Apart from these, puppetry is also used in
– Children’s Education
– Mass Communication
– Education for the Disabled and Mentally Retarded
– Adult Education
– Entertainment for patients at the hospital
– Entertainment at hotels and restaurants
– Advertisements

Can you share a memorable incident related to puppetry?

One of the fields in which puppetry is used is for the education of the mentally retarded. There is a school for such children named Sharda near Ellis Bridge in Ahmedabad. Once while conducting a exhibition there, a boy saw a lady puppet and turned aggressive. He started screaming, crying and tore the entire puppet. When we inquired, we got to know that he hates his stepmother and took out all the frustration on the puppet, which resembled the face of that woman. The boy, after this incident, became normal! This was a miracle.
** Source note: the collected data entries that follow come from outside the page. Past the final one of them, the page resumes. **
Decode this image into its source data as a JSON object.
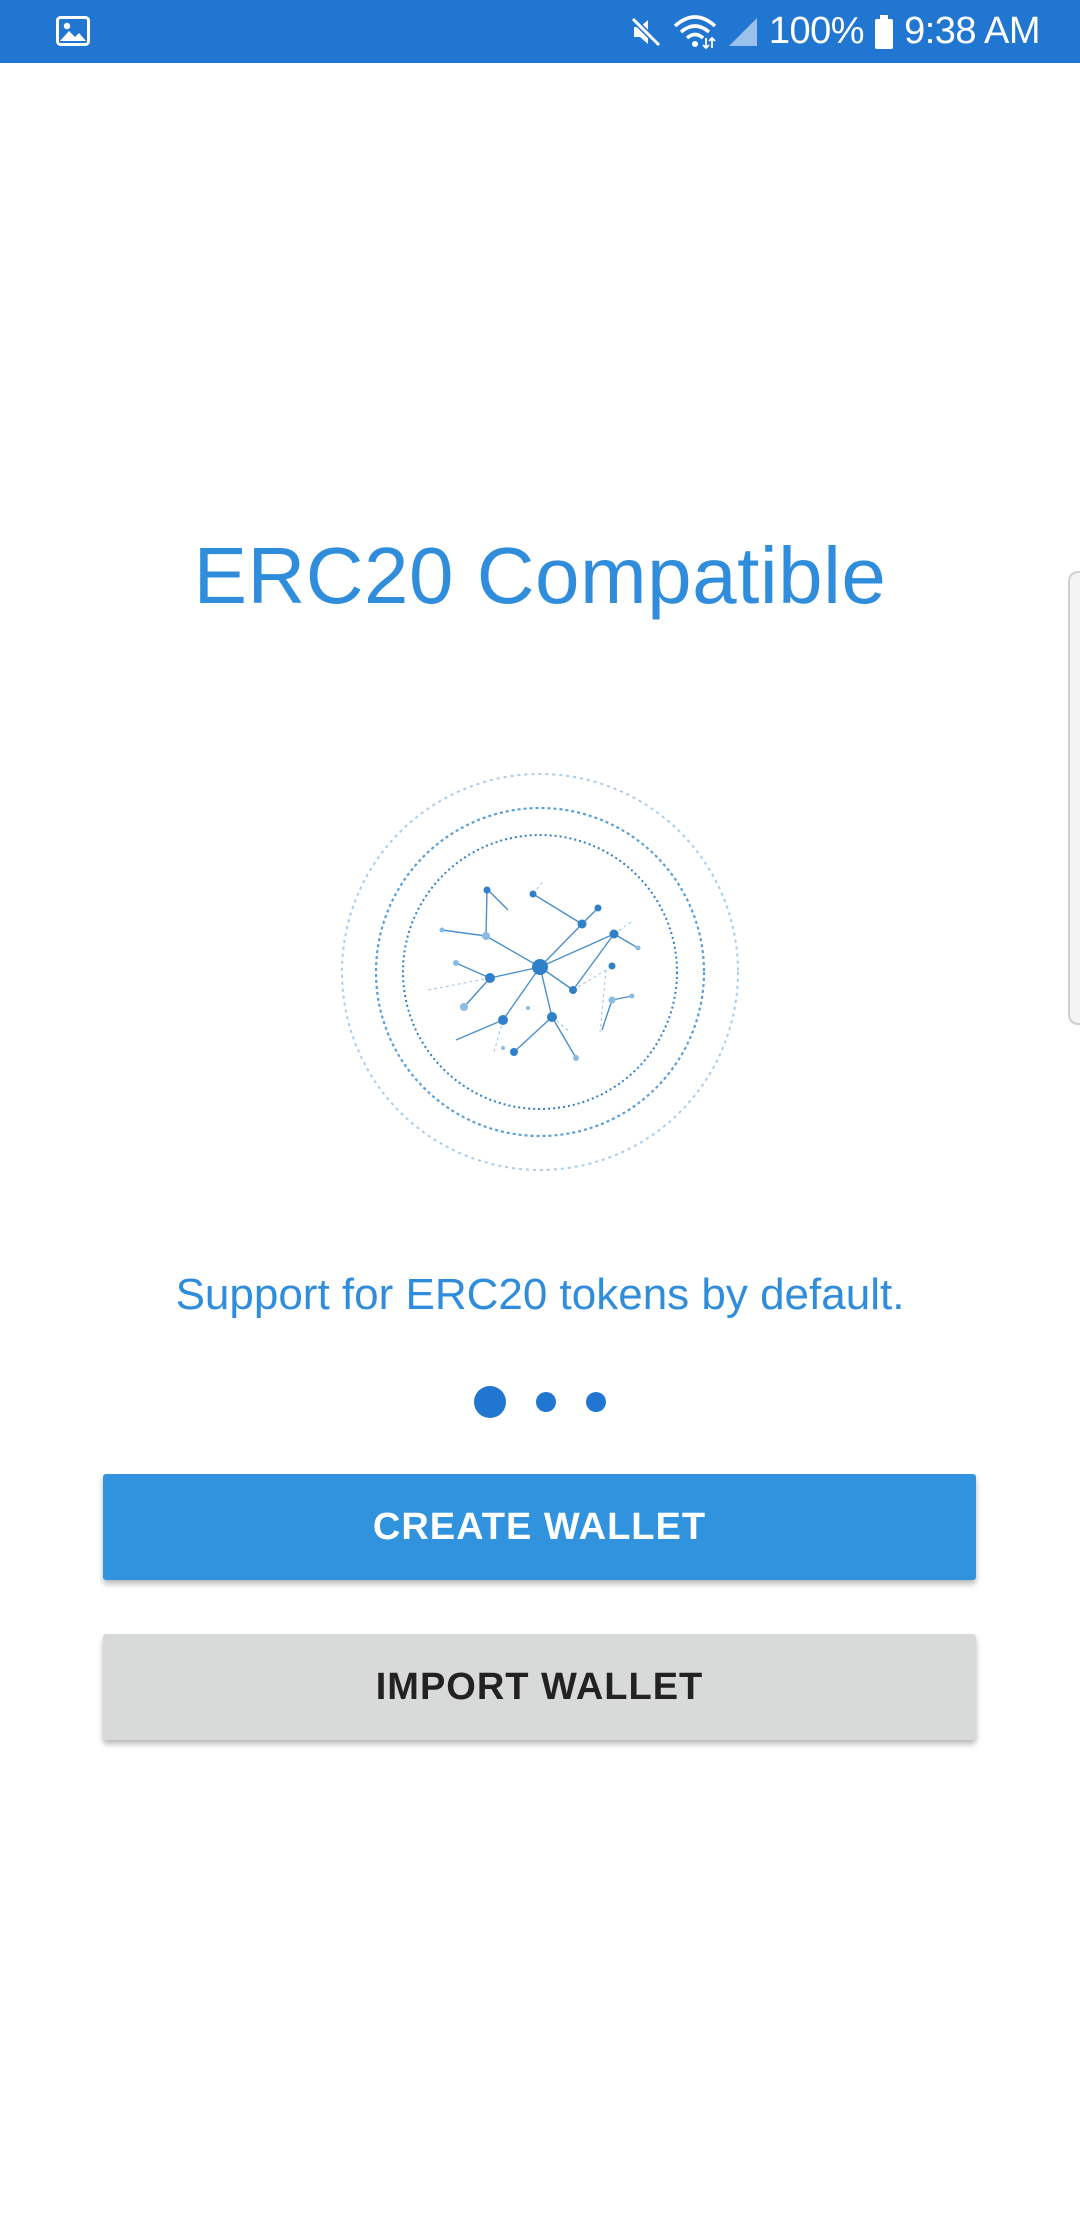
{
  "status_bar": {
    "battery": "100%",
    "time": "9:38 AM",
    "color": "#2176d2",
    "icons": [
      "gallery-icon",
      "mute-icon",
      "wifi-icon",
      "signal-icon",
      "battery-icon"
    ]
  },
  "onboarding": {
    "title": "ERC20 Compatible",
    "subtitle": "Support for ERC20 tokens by default.",
    "illustration_icon": "network-globe-icon",
    "pager": {
      "total": 3,
      "active_index": 0
    },
    "accent_color": "#2f8ddc"
  },
  "actions": {
    "create_label": "CREATE WALLET",
    "import_label": "IMPORT WALLET"
  }
}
What is the difference between human drama and puppet drama?

Fantasy is the element that distinguishes the two of them. Puppet drama must have fantasy as the basic aspect. No human drama can be directly played through puppets, and if played, it will not be interesting. This is because puppets are different from human beings. So, a script has to be puppetized, just as a story is dramatized.

Do you think puppetry is a dying art?

No. Puppetry is changing its form. However, it is true that this art is not getting the importance it deserves. The modern society is too much inclined towards film and TV. Also, the people who knew this art have turned it into a business, a means to earn money. In olden days, there was no fee to see such arts! But today, everything is commercialized.

What should be done to save such arts?

Let me share a recent proposal. I have applied to the Central Government with a suggestion to start a residential school for such traditional arts. Students have to stay here and dedicate time for such arts.

There is no place for such art in today’s schools. Every school has an art teacher who teaches the student to draw a flower but never takes that student to a garden to see that flower, teach him not to pluck them and then ask him to draw. It is all about show off and modernization. But, what we forget is, man is born out of culture and if we lose the essence of culture, we are not human beings!